During one of my meditation groups last week, we discussed gratitude and being thankful. While the teacher mused on the snicker of her kids, but the profound statements that would come out of their mouths, I thought about why we tend to minimize gratitude and being thankful.
Expressing gratitude, I think, is a vulnerable act. Aside from my musings on fear of sugarcoating, there is how it reminds us of impermanence. A quick search revealed, that I wasn’t the only one who made this connection. Brene Brown actually alludes to this very idea:
“As someone who studies shame and scarcity and fear, if you asked me, ‘What is the most terrifying, difficult emotion we experience as humans?,’ I would say joy,” says Brown. “When we lose our tolerance for vulnerability, joy becomes foreboding. So what we do in moments of joyfulness is we try to beat vulnerability to the punch … We try to dress-rehearse tragedy.” –Brene Brown
But while she discusses the fear of when the other shoe will drop, I suggest that there is something more going on that feeds into this fear of losing something held so dear.

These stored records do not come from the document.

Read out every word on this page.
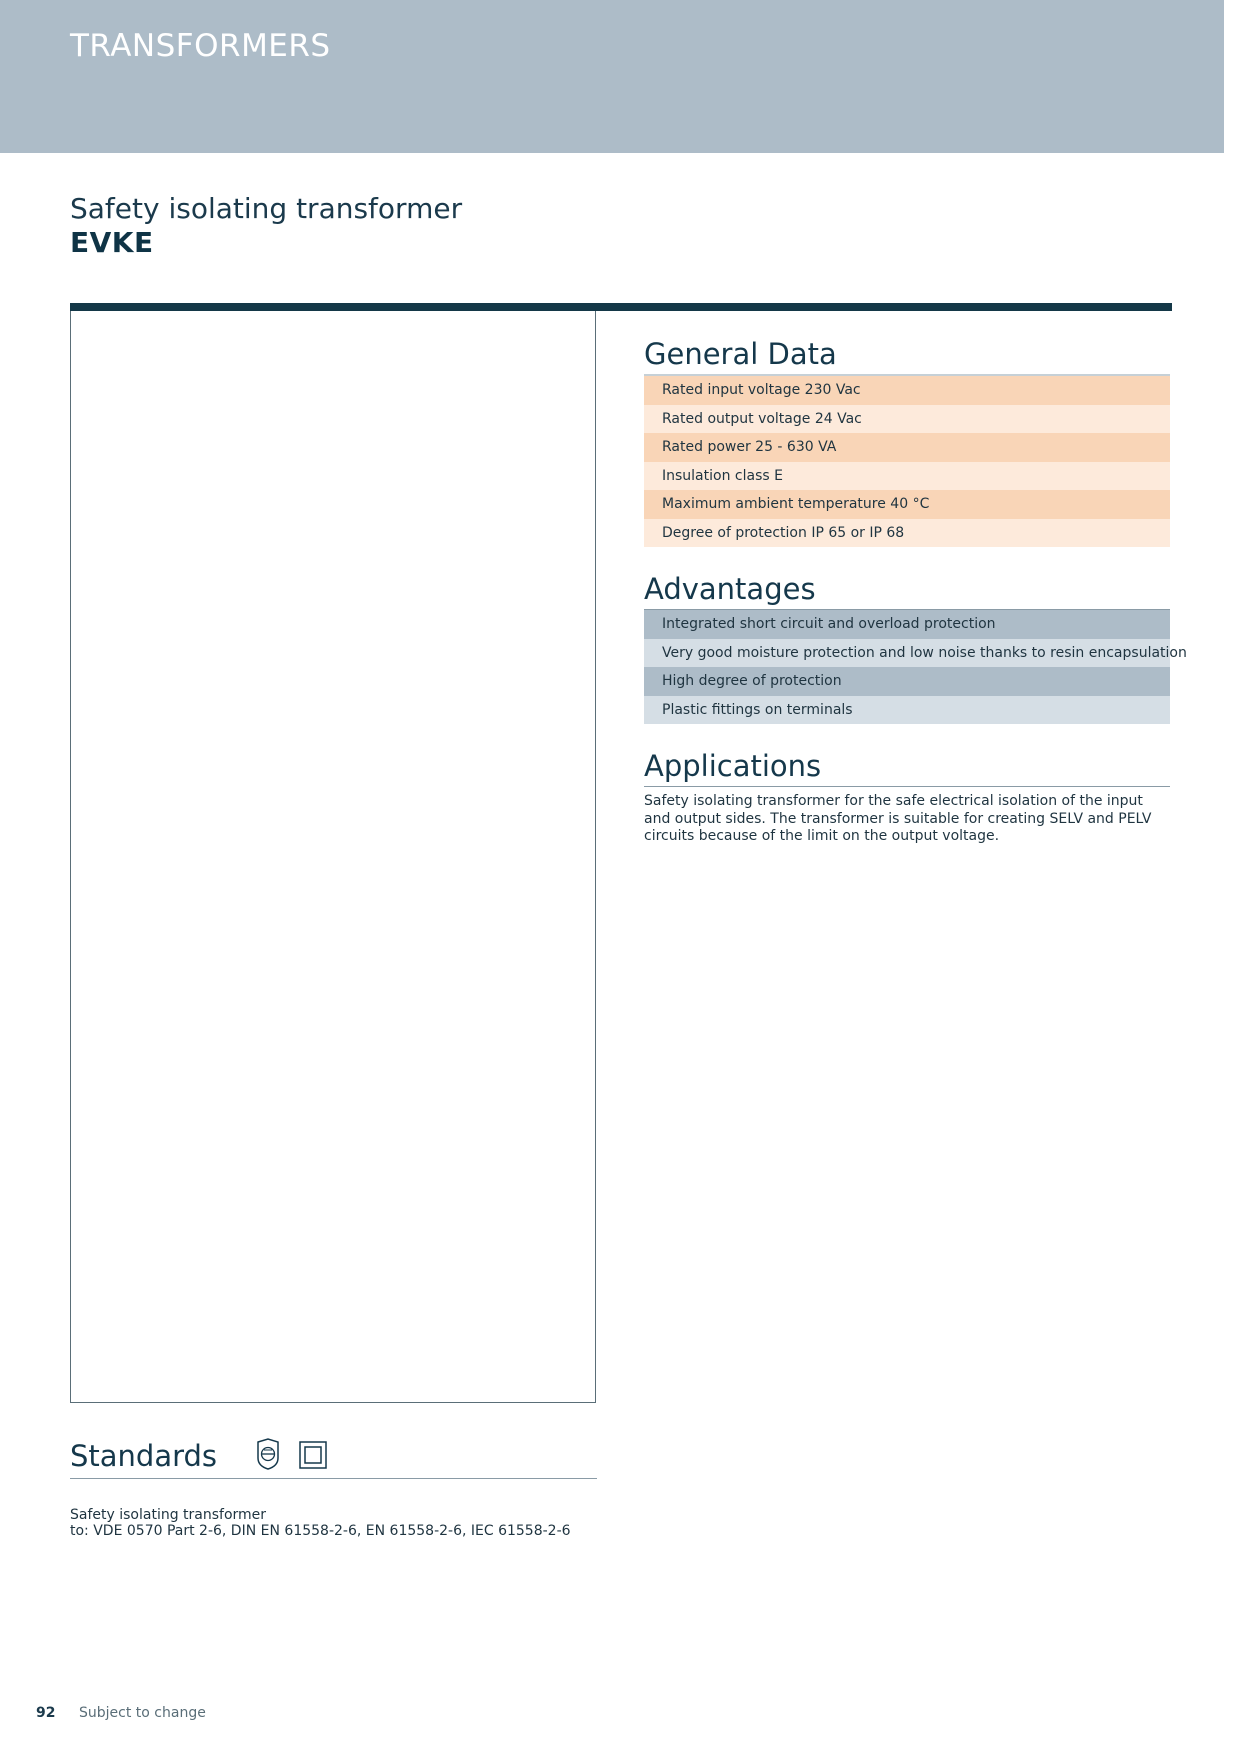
TRANSFORMERS
Safety isolating transformer
EVKE
General Data
Rated input voltage 230 Vac
Rated output voltage 24 Vac
Rated power 25 - 630 VA
Insulation class E
Maximum ambient temperature 40 °C
Degree of protection IP 65 or IP 68
Advantages
Integrated short circuit and overload protection
Very good moisture protection and low noise thanks to resin encapsulation
High degree of protection
Plastic fittings on terminals
Applications

Safety isolating transformer for the safe electrical isolation of the input and output sides. The transformer is suitable for creating SELV and PELV circuits because of the limit on the output voltage.

Standards
Safety isolating transformer
to: VDE 0570 Part 2-6, DIN EN 61558-2-6, EN 61558-2-6, IEC 61558-2-6
92 Subject to change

To really feel and experience gratitude, is to be truly present in the moment. It isn’t complaining about what was lost or incomplete nor fearing what may come down the road, it’s recognizing and really taking in what is available during that moment. It is the vulnerability of being open to receiving and expressing the gift of gratitude.
That, I think, is where the real fear of impermanence and of scarcity begins. To the untrained, the one who doesn’t often consider gratitude much until those unexpected moments where that light turns on and wakes up to the moment, it can be frightening to think that said awakenings are few and far between instead of something that can be cultivated and experienced all the time.